I fautori nostrani dell’atomo possono solo ringraziare la consultazione perché si troverebbero oggi in grandissima difficoltà, costretti loro stessi a rinviare il programma dopo aver speso inutilmente molti soldi.  Il calo della domanda elettrica (18% in meno tra il 2008 e quest’anno) e la potenza termoelettrica in forte eccesso (80 GW contro una potenza di punta di 56 GW) avrebbero infatti scoraggiato anche l’investitore più volenteroso. E poi, a rendere impraticabile ogni espansione, c’è stata l’esplosione delle rinnovabili che quest’anno consentirà di coprire il 32% dei consumi elettrici e il 36% della produzione nazionale.

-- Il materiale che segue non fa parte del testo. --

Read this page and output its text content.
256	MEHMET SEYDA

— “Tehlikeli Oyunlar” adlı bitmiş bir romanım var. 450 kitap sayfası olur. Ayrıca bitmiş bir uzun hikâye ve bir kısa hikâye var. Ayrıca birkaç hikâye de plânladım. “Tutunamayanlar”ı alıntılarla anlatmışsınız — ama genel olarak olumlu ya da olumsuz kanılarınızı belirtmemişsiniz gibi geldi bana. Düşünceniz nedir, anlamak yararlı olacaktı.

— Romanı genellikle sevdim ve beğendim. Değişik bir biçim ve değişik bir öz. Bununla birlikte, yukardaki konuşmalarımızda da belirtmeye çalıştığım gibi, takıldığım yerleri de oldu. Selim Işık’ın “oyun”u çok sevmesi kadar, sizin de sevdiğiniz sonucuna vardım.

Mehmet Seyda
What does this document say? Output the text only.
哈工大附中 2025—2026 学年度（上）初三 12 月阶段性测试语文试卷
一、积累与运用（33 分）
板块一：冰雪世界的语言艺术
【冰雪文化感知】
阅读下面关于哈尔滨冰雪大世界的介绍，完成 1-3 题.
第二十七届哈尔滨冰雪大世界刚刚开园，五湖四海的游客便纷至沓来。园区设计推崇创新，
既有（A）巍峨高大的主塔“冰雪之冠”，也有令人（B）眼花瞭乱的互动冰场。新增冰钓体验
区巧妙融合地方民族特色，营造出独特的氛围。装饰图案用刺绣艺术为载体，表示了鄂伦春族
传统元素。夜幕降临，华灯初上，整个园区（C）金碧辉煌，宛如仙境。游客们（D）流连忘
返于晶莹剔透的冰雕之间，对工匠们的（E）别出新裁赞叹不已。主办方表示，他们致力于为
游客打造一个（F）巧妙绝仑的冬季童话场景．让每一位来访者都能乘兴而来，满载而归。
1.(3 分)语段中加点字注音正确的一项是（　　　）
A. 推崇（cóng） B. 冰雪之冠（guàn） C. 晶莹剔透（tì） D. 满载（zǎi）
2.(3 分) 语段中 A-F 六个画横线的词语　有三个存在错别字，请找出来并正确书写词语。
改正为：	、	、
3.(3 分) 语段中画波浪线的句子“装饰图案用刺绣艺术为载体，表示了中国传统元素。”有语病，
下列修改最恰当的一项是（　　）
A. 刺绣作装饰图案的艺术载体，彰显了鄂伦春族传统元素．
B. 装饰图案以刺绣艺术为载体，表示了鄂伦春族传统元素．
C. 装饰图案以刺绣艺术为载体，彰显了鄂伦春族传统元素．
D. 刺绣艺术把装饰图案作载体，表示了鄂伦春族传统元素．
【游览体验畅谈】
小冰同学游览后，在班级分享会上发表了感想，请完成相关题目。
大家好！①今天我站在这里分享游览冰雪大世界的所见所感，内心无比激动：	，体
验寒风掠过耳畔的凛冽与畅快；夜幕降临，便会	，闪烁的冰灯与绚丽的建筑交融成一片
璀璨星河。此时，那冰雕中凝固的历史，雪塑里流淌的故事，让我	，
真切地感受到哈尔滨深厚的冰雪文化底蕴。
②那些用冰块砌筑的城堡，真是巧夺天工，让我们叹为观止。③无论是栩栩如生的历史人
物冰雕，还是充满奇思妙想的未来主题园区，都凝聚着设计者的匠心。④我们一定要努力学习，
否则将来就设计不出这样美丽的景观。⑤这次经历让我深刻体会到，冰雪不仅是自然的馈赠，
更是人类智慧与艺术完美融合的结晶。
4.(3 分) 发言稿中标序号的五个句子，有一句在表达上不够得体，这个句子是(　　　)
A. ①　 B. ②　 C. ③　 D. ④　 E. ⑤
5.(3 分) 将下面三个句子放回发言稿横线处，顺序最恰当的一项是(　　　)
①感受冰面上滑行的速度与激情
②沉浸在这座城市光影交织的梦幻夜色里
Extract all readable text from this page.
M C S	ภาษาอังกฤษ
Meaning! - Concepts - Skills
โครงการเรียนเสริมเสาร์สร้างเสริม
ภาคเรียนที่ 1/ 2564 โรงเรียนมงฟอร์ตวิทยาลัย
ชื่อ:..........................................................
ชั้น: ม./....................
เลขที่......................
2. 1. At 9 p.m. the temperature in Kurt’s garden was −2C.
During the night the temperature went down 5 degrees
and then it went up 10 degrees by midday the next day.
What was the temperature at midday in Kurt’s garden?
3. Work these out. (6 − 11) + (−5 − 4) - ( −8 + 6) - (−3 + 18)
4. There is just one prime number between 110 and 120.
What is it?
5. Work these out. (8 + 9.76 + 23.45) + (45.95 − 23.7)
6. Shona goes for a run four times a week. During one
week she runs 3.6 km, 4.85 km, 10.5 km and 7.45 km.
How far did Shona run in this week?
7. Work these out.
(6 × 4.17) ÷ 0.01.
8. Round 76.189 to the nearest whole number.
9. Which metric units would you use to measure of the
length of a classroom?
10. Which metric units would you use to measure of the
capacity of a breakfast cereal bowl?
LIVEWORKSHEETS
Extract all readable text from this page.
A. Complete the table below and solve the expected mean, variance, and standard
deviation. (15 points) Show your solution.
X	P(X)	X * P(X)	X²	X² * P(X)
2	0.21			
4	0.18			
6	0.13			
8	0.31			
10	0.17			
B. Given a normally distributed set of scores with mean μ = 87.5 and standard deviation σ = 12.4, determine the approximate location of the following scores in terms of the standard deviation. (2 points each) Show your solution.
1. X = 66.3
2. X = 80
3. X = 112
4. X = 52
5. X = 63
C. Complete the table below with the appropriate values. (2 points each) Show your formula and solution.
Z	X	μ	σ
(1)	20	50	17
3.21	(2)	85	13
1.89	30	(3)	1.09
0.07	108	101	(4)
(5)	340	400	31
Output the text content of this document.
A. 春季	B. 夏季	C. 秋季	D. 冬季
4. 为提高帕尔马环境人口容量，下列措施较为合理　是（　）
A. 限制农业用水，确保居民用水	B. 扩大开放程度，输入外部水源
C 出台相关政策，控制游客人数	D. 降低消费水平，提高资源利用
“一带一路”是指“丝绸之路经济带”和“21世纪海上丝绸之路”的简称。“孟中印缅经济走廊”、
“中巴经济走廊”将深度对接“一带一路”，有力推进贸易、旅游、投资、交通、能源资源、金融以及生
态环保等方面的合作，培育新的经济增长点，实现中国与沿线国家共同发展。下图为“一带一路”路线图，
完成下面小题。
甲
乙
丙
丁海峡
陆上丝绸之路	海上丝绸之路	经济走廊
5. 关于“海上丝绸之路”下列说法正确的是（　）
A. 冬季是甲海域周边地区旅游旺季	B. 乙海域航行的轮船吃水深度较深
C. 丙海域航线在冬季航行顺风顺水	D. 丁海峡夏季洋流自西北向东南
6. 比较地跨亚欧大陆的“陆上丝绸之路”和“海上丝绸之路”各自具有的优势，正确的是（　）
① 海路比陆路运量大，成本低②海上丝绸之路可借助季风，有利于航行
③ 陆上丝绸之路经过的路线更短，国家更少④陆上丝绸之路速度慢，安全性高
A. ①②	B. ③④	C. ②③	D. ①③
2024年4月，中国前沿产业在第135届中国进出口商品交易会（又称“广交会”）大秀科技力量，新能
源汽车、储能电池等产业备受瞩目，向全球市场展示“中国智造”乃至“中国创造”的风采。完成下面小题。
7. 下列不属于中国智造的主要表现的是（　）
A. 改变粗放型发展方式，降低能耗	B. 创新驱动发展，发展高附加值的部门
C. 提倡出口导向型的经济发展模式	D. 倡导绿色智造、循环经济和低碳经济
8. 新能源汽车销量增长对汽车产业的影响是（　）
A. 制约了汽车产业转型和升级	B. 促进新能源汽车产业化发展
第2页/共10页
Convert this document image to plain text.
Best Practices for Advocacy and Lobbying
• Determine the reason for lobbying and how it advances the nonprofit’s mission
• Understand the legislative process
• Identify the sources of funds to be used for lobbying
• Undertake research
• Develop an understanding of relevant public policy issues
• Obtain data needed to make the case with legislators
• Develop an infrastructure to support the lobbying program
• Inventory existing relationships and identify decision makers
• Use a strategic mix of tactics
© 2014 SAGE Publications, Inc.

Ricordiamo le farneticazioni di Scajola che parlava di 25% di elettricità nucleare e di 25% di rinnovabili al 2030, una data in cui l’elettricità verde si avvicinerà al 50%. Certo, si dirà, la scelta nucleare avrebbe comportato una decisa frenata nei confronti dell’elettricità verde negli ultimi due anni. Ma, come sappiamo, il treno era già lanciato e la stretta si è avuta comunque.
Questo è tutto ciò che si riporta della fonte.